Di seguito riportiamo alcuni estratti del Documento:
"I. UN INSEGNAMENTO COSTANTE. L'impegno del cristiano nel mondo in duemila anni di storia si è espresso seguendo percorsi diversi. Uno è stato attuato nella partecipazione all'azione politica. (…) La Chiesa venera tra i suoi Santi numerosi uomini e donne che hanno servito Dio mediante il loro generoso impegno nelle attività politiche e di governo. Tra di essi, S. Tommaso Moro, proclamato Patrono dei Governanti e dei Politici, seppe testimoniare fino al martirio la 'dignità inalienabile della coscienza'. (…) Affermò con la sua vita e con la sua morte che 'l'uomo non si può separare da Dio, né la politica dalla morale'. (…) Mediante l'adempimento dei comuni doveri civili, 'guidati dalla coscienza cristiana', in conformità ai valori che con essa sono congruenti, i fedeli laici svolgono anche il compito loro proprio di animare cristianamente l'ordine temporale. (…) La presente 'Nota' non ha la pretesa di riproporre l'intero insegnamento della Chiesa in materia, riassunto peraltro nelle sue linee essenziali nel 'Catechismo della Chiesa Cattolica', ma intende soltanto richiamare alcuni principi propri della coscienza cristiana che ispirano l'impegno sociale e politico dei cattolici nelle società democratiche".
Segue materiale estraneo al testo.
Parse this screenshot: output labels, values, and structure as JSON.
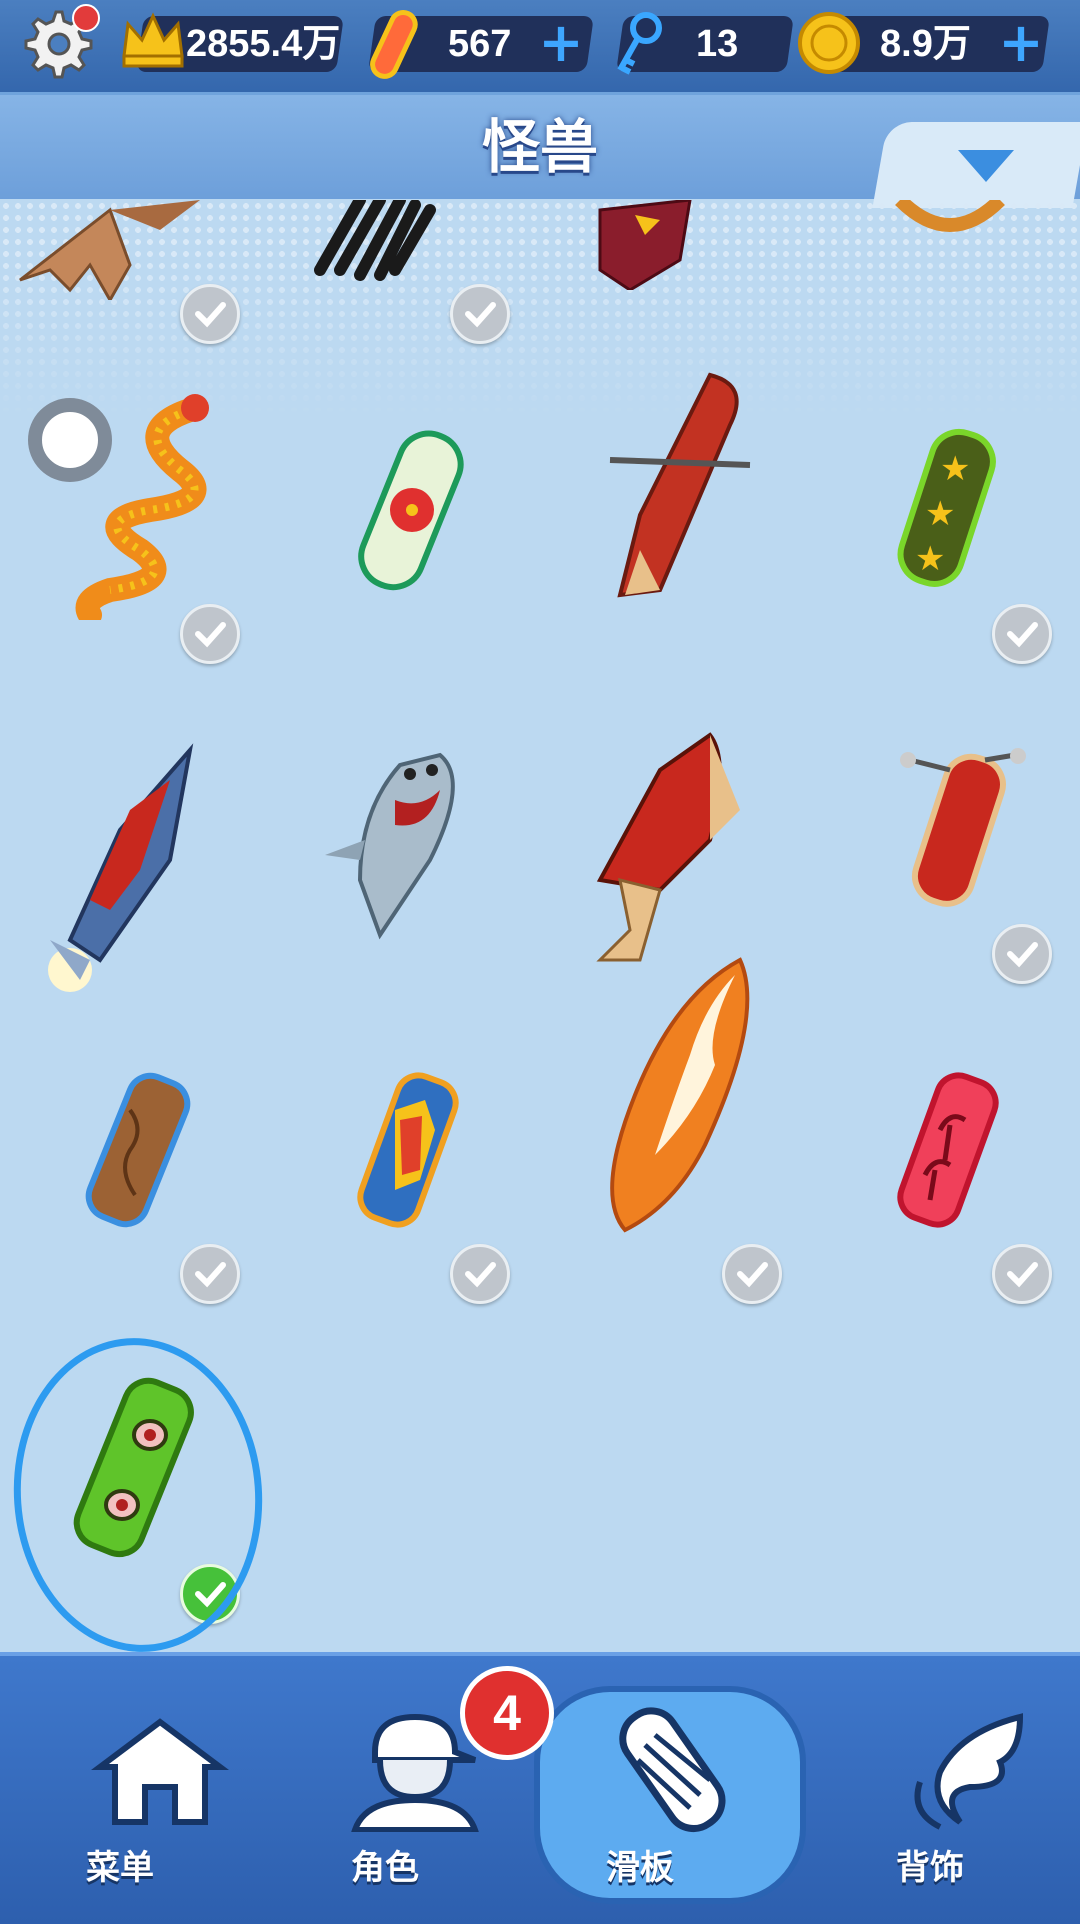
{
  "resources": {
    "crown_score": "2855.4万",
    "boards": "567",
    "keys": "13",
    "coins": "8.9万"
  },
  "title": "怪兽",
  "nav": {
    "menu": "菜单",
    "character": "角色",
    "board": "滑板",
    "accessory": "背饰",
    "character_badge": "4"
  },
  "colors": {
    "accent": "#2d9bf0",
    "owned_check": "#bfc5cc",
    "equipped_check": "#46c13a",
    "badge": "#e0302f"
  },
  "items": [
    {
      "name": "bat-wing-board",
      "owned": true
    },
    {
      "name": "black-feather-board",
      "owned": true
    },
    {
      "name": "wizard-board",
      "owned": false
    },
    {
      "name": "pretzel-board",
      "owned": false
    },
    {
      "name": "dragon-board",
      "owned": true
    },
    {
      "name": "hibiscus-board",
      "owned": false
    },
    {
      "name": "canoe-board",
      "owned": false
    },
    {
      "name": "star-board",
      "owned": true
    },
    {
      "name": "rocket-board",
      "owned": false
    },
    {
      "name": "shark-board",
      "owned": false
    },
    {
      "name": "jet-board",
      "owned": false
    },
    {
      "name": "jetpack-board",
      "owned": true
    },
    {
      "name": "wood-board",
      "owned": true
    },
    {
      "name": "bam-board",
      "owned": true
    },
    {
      "name": "surf-board",
      "owned": true
    },
    {
      "name": "palm-board",
      "owned": true
    },
    {
      "name": "monster-eyes-board",
      "owned": true,
      "equipped": true
    }
  ]
}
"II. ALCUNI PUNTI NODALI NELL'ATTUALE DIBATTITO CULTURALE E POLITICO. È oggi verificabile un certo relativismo culturale che offre evidenti segni di sé nella teorizzazione e difesa del pluralismo etico che sancisce la decadenza e la dissoluzione della ragione e dei principi della legge morale naturale. A seguito di questa tendenza non è inusuale, purtroppo, riscontrare in dichiarazioni pubbliche affermazioni in cui si sostiene che tale pluralismo etico è la condizione per la democrazia".
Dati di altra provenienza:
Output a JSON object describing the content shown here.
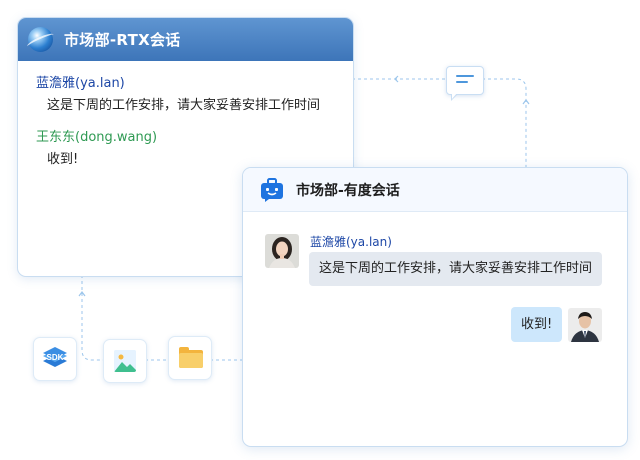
{
  "rtx_window": {
    "title": "市场部-RTX会话",
    "messages": [
      {
        "sender": "蓝澹雅(ya.lan)",
        "text": "这是下周的工作安排，请大家妥善安排工作时间",
        "sender_color": "#1d47a6"
      },
      {
        "sender": "王东东(dong.wang)",
        "text": "收到!",
        "sender_color": "#2f9a53"
      }
    ]
  },
  "youdu_window": {
    "title": "市场部-有度会话",
    "incoming": {
      "sender": "蓝澹雅(ya.lan)",
      "text": "这是下周的工作安排，请大家妥善安排工作时间"
    },
    "outgoing": {
      "text": "收到!"
    }
  },
  "tools": [
    {
      "icon": "sdk-icon",
      "label": "SDK"
    },
    {
      "icon": "image-icon"
    },
    {
      "icon": "folder-icon"
    }
  ],
  "colors": {
    "rtx_header": "#4a84c5",
    "connector": "#9cc6ec",
    "incoming_bubble": "#e4e9f0",
    "outgoing_bubble": "#cde7fc"
  }
}
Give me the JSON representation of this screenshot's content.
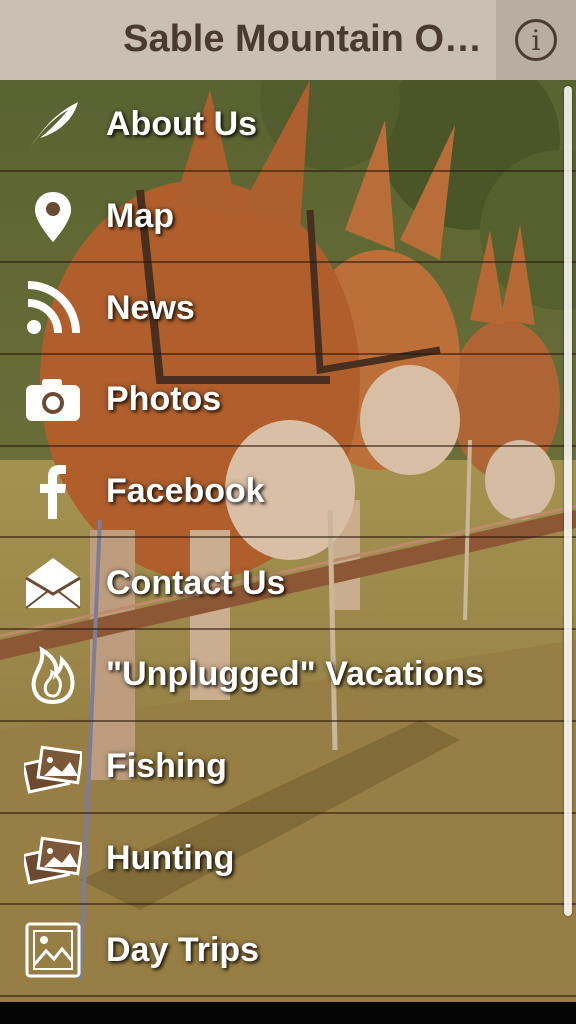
{
  "header": {
    "title": "Sable Mountain O…",
    "info_icon": "info-icon"
  },
  "menu": {
    "items": [
      {
        "label": "About Us",
        "icon": "feather-icon"
      },
      {
        "label": "Map",
        "icon": "map-pin-icon"
      },
      {
        "label": "News",
        "icon": "rss-icon"
      },
      {
        "label": "Photos",
        "icon": "camera-icon"
      },
      {
        "label": "Facebook",
        "icon": "facebook-icon"
      },
      {
        "label": "Contact Us",
        "icon": "envelope-icon"
      },
      {
        "label": "\"Unplugged\" Vacations",
        "icon": "fire-icon"
      },
      {
        "label": "Fishing",
        "icon": "photos-icon"
      },
      {
        "label": "Hunting",
        "icon": "photos-icon"
      },
      {
        "label": "Day Trips",
        "icon": "picture-icon"
      }
    ]
  },
  "colors": {
    "header_bg": "#c9c0b3",
    "header_text": "#4a3a30",
    "menu_text": "#ffffff"
  }
}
"Questa concezione relativista del pluralismo nulla ha a che vedere con la legittima libertà dei cittadini cattolici di scegliere, tra le opinioni politiche compatibili con la fede e la legge morale naturale, quella che secondo il proprio criterio meglio si adegua alle esigenze del bene comune. La libertà politica non è né può essere fondata sull'idea relativista che tutte le concezioni sul bene dell'uomo hanno la stessa verità e lo stesso valore. (…) Se il cristiano è tenuto ad 'ammettere la legittima molteplicità e diversità delle opzioni temporali', egli è ugualmente chiamato a dissentire da una concezione del pluralismo in chiave di relativismo morale, nociva per la stessa vita democratica, la quale ha bisogno di fondamenti veri e solidi, vale a dire, di principi etici che per la loro natura e per il loro ruolo di fondamento della vita sociale non sono 'negoziabili'. (…) La struttura democratica su cui uno Stato moderno intende costruirsi sarebbe alquanto fragile se non ponesse come suo fondamento la centralità della persona. È il rispetto della persona, peraltro, a rendere possibile la partecipazione democratica".
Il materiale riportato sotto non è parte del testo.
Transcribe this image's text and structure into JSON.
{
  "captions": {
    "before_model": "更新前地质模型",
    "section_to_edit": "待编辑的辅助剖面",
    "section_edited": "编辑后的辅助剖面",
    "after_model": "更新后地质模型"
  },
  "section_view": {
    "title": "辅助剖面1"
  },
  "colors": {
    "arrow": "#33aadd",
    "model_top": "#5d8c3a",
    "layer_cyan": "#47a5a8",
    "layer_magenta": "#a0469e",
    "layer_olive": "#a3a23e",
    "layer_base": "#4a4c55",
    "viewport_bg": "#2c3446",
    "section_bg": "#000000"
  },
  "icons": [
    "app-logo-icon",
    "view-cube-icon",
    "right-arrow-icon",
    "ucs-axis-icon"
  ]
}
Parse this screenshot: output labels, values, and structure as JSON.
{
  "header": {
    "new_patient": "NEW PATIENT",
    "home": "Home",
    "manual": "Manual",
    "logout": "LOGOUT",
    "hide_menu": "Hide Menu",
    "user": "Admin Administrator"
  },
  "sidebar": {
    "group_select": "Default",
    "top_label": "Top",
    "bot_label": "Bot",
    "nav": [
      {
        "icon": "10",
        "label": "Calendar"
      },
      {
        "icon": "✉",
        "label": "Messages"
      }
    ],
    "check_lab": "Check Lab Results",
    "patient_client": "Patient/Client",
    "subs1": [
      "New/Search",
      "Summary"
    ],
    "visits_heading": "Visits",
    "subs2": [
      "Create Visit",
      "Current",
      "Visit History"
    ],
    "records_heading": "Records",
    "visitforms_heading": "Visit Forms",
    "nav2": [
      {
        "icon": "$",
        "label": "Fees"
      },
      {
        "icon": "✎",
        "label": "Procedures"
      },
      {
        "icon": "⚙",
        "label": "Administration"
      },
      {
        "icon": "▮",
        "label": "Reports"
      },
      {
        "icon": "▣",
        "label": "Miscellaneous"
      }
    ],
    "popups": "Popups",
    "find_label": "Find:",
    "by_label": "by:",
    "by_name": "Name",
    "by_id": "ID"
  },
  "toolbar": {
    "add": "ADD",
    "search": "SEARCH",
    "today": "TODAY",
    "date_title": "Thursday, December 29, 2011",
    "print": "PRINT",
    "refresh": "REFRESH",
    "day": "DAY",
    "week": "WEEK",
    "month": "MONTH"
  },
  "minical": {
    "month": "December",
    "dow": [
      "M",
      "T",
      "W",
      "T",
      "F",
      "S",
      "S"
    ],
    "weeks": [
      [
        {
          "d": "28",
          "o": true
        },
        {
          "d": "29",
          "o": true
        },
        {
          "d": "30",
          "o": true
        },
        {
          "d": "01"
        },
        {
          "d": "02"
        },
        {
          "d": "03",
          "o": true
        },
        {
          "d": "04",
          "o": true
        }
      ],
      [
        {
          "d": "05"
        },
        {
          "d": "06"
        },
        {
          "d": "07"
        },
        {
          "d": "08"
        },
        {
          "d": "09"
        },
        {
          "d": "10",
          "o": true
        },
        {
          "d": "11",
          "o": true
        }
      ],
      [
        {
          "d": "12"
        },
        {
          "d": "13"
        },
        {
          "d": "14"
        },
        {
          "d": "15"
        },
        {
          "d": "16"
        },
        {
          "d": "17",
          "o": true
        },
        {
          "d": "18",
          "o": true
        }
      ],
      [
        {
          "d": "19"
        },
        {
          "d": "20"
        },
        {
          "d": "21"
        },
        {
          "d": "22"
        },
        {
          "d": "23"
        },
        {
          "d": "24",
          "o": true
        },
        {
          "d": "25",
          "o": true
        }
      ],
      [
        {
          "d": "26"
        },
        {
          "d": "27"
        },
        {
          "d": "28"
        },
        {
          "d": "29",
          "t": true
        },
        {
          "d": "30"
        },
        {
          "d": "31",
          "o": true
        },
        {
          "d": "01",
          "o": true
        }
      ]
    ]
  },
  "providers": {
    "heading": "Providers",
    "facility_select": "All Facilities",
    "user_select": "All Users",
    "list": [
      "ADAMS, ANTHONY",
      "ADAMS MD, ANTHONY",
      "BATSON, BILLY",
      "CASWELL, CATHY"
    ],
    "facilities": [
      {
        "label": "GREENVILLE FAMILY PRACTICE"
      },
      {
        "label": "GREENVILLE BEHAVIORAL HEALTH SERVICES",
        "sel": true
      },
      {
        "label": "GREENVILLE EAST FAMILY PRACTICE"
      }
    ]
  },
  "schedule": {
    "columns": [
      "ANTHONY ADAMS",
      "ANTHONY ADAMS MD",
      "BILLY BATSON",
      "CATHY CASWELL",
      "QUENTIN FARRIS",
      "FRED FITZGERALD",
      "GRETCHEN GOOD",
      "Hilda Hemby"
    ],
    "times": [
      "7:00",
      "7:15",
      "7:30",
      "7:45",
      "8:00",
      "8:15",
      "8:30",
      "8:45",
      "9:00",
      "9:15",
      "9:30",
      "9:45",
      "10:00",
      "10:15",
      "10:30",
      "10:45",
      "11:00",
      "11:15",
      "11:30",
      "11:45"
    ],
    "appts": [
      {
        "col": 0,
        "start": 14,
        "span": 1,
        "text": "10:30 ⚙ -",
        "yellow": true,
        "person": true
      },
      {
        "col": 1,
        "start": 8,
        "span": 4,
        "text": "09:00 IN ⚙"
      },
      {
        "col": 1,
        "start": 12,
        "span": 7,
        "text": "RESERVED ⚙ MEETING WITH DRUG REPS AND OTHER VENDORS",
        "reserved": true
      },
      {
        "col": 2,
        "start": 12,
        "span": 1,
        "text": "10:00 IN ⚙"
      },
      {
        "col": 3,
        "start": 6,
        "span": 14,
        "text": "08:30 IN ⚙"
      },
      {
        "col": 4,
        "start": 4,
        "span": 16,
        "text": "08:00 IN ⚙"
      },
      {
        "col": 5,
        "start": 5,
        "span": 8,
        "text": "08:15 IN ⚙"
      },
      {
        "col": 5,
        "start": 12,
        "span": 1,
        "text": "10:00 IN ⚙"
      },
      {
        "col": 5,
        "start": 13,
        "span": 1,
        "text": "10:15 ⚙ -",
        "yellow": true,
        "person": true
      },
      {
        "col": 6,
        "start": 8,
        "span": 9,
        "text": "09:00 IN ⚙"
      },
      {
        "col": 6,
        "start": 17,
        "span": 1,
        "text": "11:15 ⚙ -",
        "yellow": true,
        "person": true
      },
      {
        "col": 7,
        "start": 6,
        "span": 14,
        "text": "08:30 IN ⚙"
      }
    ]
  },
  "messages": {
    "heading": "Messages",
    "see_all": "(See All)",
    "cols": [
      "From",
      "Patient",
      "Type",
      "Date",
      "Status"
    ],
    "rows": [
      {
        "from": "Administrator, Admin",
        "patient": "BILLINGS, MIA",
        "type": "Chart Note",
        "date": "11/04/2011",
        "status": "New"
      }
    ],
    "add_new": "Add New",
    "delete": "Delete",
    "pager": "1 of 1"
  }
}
"La conquista scientifica, infatti, ha permesso di raggiungere obiettivi che scuotono la coscienza e impongono di trovare soluzioni capaci di rispettare in maniera coerente e solida i principi etici. (…) I cattolici, in questo frangente, hanno il diritto e il dovere di intervenire per richiamare al senso più profondo della vita e alla responsabilità che tutti possiedono dinanzi ad essa. Giovanni Paolo II, continuando il costante insegnamento della Chiesa, ha più volte ribadito che quanti sono impegnati direttamente nelle rappresentanze legislative hanno il 'preciso obbligo di opporsi' ad ogni legge che risulti un attentato alla vita umana. Per essi, come per ogni cattolico, vige l'impossibilità di partecipare a campagne di opinione in favore di simili leggi né ad alcuno è consentito dare ad esse il suo appoggio con il proprio voto. (…) In questo contesto, è necessario aggiungere che la coscienza cristiana ben formata non permette a nessuno di favorire con il proprio voto l'attuazione di un programma politico o di una singola legge in cui i contenuti fondamentali della fede e della morale siano sovvertiti dalla presentazione di proposte alternative o contrarie a tali contenuti".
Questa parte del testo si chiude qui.